Не успели усесться в машине — Екатерину Степановну майор почтительно заставил сесть рядом с водителем, а сам с детьми уместился на заднем сиденье, — как Света защебетала:

— Мне папа знаете что обещал привезти?

— Именно?.. — переспросил майор и прикусил язык, чувствуя, что говорит совсем невпопад, совсем не надо было этого спрашивать.

— Папа обещал мне платье белое — на школьные балы ходить. Знаете, такое… с широкими рукавами, как у царевны.

— Нашлась мне царевна, — поддразнил Алешка. — Царевны в старину водились, да все вывелись.

— И еще папа писал… Мама, ты же помнишь, туфли привезти. На каучуковой подошве… Танкетки называются. Я попробовала надеть у подруги, в них так удобно ходить.

— Перестань, я бы тебе ничегошеньки не привез, — бурчал Алешка.

— Это почему же?

— Потому, что оканчивается на "у". В следующий класс еле перешла, тройки отхватила…

— Неправда, у меня в ведомости всего лишь одна тройка, и то вредная математичка не вывела приличную отметку… Мам, вон цветы, глянь ромашки!..

Ничего не поделаешь, пришлось останавливать и ждать, пока она нарвет букет.

— Мама, нюхай! — подбежав, протянула цветы Света.

— Но они же полевые, слабо пахнут, доченька.

— Зато красивые, — похвалялась Света. — Красивее их нет на земле.

"Нет, это не подготовка, а просто пытка", — казнил себя майор.

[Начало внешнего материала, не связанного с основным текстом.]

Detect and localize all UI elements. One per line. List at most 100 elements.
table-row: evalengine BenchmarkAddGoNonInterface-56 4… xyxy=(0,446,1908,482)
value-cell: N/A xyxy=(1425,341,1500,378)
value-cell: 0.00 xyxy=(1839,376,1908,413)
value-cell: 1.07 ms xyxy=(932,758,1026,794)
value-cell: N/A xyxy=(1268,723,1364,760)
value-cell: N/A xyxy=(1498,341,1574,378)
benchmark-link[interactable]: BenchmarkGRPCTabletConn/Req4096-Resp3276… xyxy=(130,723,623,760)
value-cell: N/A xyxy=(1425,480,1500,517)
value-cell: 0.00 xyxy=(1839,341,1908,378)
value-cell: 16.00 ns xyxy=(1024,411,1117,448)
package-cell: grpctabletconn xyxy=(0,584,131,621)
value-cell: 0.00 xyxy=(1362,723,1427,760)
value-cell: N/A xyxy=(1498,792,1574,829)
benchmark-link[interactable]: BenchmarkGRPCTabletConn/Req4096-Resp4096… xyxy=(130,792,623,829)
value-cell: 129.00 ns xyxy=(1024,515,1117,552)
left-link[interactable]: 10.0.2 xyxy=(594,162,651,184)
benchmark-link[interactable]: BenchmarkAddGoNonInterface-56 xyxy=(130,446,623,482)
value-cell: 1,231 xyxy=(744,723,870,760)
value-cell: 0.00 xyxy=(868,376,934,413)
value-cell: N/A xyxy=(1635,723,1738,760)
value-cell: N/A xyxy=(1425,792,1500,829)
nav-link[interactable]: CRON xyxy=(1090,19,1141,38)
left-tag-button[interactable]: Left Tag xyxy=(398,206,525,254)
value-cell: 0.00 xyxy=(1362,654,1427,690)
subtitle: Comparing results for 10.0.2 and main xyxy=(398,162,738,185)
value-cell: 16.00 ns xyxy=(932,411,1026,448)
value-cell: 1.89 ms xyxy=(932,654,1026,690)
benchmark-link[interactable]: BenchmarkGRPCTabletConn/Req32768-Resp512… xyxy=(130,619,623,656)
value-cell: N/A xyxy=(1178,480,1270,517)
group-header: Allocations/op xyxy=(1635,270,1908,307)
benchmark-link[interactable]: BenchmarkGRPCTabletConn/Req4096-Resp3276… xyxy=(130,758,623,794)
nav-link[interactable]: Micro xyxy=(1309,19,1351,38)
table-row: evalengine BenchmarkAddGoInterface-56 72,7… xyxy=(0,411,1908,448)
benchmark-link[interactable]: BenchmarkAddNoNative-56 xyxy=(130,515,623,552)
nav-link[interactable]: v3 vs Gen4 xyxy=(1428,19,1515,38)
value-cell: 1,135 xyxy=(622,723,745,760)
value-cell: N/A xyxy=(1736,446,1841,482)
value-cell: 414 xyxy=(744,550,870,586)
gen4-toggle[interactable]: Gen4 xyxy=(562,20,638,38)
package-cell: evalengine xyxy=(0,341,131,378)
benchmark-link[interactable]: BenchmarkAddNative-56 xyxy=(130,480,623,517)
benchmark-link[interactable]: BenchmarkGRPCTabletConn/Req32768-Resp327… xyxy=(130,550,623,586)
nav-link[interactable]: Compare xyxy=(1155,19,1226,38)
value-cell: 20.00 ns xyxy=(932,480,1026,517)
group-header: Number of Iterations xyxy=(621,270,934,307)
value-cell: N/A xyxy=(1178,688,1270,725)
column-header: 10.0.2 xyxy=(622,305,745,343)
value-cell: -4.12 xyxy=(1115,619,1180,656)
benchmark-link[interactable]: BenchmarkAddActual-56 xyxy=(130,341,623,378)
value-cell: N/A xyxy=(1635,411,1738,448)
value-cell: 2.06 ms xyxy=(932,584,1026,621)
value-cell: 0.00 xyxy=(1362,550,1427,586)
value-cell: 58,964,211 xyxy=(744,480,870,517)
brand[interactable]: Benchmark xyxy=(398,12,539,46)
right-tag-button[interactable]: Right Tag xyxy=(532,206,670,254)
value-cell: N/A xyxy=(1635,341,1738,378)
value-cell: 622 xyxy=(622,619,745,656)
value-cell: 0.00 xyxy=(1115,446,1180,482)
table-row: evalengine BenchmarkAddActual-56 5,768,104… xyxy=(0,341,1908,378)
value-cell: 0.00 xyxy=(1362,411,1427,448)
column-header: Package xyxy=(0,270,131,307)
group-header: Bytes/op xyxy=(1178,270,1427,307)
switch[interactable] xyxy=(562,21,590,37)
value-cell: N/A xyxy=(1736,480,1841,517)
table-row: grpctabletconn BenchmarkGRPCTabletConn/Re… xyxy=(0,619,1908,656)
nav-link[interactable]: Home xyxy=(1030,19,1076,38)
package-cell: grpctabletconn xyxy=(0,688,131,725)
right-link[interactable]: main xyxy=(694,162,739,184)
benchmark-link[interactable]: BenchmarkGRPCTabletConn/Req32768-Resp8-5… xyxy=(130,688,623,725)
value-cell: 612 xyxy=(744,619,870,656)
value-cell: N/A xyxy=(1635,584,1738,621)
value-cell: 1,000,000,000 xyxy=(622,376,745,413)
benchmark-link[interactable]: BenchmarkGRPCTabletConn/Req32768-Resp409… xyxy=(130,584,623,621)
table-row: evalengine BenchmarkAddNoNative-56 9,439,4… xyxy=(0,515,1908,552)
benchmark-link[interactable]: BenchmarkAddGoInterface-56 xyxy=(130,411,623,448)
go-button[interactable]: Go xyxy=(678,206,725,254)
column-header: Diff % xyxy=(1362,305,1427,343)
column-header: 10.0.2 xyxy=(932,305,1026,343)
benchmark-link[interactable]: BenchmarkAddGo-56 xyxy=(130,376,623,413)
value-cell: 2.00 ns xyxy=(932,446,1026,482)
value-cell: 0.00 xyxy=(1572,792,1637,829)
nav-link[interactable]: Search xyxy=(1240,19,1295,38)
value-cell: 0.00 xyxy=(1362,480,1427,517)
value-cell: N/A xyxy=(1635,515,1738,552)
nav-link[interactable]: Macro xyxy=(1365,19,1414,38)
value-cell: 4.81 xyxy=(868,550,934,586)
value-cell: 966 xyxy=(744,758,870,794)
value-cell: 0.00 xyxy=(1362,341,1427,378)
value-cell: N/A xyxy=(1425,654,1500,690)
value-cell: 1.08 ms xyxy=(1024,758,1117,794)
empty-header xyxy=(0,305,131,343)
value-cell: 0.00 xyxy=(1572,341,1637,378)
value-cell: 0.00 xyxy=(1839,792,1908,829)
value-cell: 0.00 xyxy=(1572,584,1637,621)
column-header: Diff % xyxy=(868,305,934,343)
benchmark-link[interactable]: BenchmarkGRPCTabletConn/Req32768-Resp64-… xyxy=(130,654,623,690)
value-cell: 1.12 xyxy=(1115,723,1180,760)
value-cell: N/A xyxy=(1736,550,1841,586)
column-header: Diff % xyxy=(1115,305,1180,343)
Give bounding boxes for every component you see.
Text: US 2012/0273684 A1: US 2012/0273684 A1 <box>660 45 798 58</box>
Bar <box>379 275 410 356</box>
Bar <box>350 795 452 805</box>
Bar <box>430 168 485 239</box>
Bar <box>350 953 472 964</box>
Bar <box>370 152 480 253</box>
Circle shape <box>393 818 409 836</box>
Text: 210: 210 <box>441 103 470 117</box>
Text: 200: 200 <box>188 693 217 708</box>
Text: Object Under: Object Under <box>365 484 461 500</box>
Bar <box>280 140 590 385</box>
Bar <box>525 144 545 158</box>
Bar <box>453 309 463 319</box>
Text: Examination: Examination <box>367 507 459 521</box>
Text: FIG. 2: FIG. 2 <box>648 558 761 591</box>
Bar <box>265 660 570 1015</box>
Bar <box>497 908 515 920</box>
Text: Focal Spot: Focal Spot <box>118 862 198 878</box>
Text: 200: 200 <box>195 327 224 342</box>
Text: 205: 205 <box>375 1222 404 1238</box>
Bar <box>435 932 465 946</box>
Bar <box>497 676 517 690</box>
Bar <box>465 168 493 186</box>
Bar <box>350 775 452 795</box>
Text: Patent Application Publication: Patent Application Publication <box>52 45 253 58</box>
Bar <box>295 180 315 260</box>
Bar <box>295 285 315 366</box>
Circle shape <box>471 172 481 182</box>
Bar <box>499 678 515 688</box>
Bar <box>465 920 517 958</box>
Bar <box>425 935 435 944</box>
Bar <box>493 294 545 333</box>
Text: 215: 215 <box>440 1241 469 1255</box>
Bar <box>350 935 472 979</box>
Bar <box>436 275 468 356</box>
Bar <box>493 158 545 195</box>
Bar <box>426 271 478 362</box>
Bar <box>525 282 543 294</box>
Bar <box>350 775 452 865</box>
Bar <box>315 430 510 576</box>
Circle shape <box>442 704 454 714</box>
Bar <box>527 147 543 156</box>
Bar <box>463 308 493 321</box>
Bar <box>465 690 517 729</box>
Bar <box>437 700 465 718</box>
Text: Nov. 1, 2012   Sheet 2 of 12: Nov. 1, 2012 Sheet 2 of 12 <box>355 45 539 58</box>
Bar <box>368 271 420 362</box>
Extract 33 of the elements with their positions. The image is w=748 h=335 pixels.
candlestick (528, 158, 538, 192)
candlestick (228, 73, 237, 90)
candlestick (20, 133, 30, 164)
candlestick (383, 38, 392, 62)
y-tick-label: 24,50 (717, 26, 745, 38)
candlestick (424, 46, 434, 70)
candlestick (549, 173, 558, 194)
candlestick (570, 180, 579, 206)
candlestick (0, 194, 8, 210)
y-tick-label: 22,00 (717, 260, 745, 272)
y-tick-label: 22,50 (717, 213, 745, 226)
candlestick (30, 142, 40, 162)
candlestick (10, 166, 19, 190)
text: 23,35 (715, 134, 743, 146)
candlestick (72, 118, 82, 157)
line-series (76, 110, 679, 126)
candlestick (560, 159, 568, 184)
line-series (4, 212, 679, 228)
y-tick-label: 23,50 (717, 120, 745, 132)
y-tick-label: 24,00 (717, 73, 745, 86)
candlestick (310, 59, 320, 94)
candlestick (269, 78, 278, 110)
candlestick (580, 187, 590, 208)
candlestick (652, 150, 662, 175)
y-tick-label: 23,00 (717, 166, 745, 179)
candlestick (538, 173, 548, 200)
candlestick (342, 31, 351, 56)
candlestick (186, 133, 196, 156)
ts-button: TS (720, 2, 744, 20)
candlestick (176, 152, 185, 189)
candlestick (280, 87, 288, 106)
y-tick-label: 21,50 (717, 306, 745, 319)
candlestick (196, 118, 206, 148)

И когда подъехали к аэродрому, он соскочил и, велев обождать, куда–то побежал, затем вернулся и взяв под руку Екатерину Степановну, повел всех к забранному низкой оградой входу на поле аэродрома. Тут стояли военные, среди них были две женщины в белых халатах: одна — пожилая, наверное врач, другая — молоденькая медсестра с выбившимися из–под белого чепчика кудряшками.